Steady margins: Operating margins remained stable at 34% in 3QFY07. Though raw material cost as percentage of sales has increased, lower staff and other costs enabled ITC to maintain its margins. Cigarettes division margins stood at 25% for the quarter up from 24% in 3QFY06, led by better realisations. Though the foods business continues to eat into the company’s profits, it must be noted that as compared to a PBIT of -15% in 3QFY06, it has come down to -11% in the current quarter. The hotel division’s PBIT grew by 55% YoY and contributed 12% to the total PBIT. The paperboards PBIT as percentage of segmental revenues improved from 18.7% in 3QFY06 to 19.2% in the current quarter and grew by 14% YoY. The PBIT of the agri business recorded a strong growth of 45% YoY.

PBIT margin trend…
(% of segmental revenues) 3QFY06 3QFY07 9mFY06 9mFY07
Cigarettes 24.1% 25.3% 24.5% 25.5%
Others -15.1% -10.6% -18.3% -12.7%
Total FMCG 20.8% 21.0% 21.2% 21.2%
Hotels 35.0% 42.0% 30.8% 34.3%
Paperboards, paper & packaging 18.7% 19.2% 19.2% 20.4%
Agri business 2.3% 2.8% 4.4% 4.2%
Total PBIT 18.6% 19.3% 18.9% 18.7%

Net profit view: The bottomline growth at 33.6% YoY was higher than the topline due to the rise in other income and the impact of the extraordinary item in 3QFY06, which was no there this quarter. Barring this extraordinary effect in 3QFY06, bottomline has grown by 23.2% YoY, which is line with the topline growth.

What to expect?
At the current price of Rs 175, the stock is trading at a price to earnings multiple of 25.3 times its 12-months trailing earnings.

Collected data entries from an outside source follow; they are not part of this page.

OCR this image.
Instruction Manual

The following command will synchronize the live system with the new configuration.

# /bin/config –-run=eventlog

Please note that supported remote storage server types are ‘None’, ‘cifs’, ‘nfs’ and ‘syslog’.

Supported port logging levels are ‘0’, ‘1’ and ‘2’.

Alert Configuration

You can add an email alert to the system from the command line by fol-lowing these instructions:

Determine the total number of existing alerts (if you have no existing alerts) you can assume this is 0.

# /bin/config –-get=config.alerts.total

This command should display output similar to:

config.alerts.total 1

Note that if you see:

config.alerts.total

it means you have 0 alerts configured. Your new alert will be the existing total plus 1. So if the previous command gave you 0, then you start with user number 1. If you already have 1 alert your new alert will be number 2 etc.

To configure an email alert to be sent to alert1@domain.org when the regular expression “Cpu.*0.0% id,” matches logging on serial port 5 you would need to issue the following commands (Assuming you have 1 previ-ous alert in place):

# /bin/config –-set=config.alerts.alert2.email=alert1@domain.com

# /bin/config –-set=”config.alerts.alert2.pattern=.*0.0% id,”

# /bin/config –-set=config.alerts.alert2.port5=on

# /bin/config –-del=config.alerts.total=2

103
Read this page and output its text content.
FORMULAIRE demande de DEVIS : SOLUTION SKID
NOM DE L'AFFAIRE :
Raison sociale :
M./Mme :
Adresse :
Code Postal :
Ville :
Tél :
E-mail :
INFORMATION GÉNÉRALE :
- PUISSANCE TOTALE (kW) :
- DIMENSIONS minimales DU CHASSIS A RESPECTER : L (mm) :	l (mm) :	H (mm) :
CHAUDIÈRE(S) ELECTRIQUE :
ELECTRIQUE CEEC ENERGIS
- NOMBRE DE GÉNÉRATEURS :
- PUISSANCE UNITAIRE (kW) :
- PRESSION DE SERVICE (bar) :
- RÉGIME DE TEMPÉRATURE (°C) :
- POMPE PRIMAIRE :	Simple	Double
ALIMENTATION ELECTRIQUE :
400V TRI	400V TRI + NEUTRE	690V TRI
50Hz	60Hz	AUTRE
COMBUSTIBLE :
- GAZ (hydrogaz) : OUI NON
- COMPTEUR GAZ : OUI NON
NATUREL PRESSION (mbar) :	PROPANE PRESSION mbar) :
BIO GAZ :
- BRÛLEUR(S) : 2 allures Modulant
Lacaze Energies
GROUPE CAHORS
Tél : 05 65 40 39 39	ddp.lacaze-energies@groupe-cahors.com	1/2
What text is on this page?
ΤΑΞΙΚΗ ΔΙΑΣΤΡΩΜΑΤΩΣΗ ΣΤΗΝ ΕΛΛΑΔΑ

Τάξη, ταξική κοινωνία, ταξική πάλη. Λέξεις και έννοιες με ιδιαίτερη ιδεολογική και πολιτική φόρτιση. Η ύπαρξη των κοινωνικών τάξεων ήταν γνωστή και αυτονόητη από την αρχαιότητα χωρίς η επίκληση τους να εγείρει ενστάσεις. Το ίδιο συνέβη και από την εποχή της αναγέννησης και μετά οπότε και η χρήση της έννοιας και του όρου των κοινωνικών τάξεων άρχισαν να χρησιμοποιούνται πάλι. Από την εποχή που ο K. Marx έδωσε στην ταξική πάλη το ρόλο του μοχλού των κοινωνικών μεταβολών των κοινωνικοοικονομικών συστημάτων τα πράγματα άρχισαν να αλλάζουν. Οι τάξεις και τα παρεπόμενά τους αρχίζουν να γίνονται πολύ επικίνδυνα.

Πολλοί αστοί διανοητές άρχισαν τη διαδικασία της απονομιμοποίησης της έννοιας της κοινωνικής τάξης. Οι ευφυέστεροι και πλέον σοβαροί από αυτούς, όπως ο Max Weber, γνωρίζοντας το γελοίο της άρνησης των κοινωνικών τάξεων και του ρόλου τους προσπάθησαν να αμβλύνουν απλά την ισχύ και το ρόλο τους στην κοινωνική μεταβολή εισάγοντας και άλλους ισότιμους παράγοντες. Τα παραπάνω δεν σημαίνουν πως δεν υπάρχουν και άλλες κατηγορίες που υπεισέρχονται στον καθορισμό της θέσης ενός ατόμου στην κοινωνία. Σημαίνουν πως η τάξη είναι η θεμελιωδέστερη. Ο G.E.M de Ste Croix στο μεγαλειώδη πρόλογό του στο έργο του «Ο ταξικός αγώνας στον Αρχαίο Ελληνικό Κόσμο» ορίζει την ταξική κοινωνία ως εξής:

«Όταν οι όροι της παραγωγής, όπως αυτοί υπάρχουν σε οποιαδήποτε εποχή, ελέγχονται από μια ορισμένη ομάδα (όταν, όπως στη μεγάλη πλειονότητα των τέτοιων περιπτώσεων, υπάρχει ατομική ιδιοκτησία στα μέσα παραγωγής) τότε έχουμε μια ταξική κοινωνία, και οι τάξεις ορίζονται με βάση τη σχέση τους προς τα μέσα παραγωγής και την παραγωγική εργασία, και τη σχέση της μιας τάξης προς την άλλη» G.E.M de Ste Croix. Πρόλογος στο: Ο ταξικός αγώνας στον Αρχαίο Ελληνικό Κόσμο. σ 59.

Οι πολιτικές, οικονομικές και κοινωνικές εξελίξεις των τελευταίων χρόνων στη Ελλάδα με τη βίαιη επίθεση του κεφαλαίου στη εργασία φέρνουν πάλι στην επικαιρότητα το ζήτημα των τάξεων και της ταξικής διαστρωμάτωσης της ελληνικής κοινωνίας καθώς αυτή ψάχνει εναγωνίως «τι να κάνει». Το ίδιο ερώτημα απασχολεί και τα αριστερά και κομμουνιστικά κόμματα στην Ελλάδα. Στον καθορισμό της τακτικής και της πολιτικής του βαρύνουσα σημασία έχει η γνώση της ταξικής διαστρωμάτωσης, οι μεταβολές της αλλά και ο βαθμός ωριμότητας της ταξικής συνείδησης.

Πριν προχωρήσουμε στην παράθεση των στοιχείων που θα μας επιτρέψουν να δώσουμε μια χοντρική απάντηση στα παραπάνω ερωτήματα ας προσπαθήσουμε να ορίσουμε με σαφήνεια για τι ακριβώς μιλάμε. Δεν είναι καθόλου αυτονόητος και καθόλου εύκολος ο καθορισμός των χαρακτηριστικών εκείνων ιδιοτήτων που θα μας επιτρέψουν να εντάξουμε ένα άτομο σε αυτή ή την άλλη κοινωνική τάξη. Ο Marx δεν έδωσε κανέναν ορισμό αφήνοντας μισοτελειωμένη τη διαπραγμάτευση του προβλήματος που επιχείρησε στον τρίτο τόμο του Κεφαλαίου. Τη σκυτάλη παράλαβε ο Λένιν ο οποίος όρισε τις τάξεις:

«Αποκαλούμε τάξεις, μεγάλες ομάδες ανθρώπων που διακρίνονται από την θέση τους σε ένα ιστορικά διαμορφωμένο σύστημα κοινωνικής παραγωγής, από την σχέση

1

The strong growth in the cigarette business indicates continuing strong volume growth. However the government stand on VAT may affect the volumes going forward. The outlook on the non-cigarette businesses such as hotels and paper is likely to remain positive with continued buoyant demand. The other FMCG businesses are also rapidly expanding, while losses are being gradually curtailed. Given the positive outlook for the Indian tourism industry due to increasing foreign tourists, we expect ITC to grow its hotels segment going forward. Also, the agri, food and retailing segments are expected to perform well in the future. However, despite visible growth prospects, medium term valuations look stretched.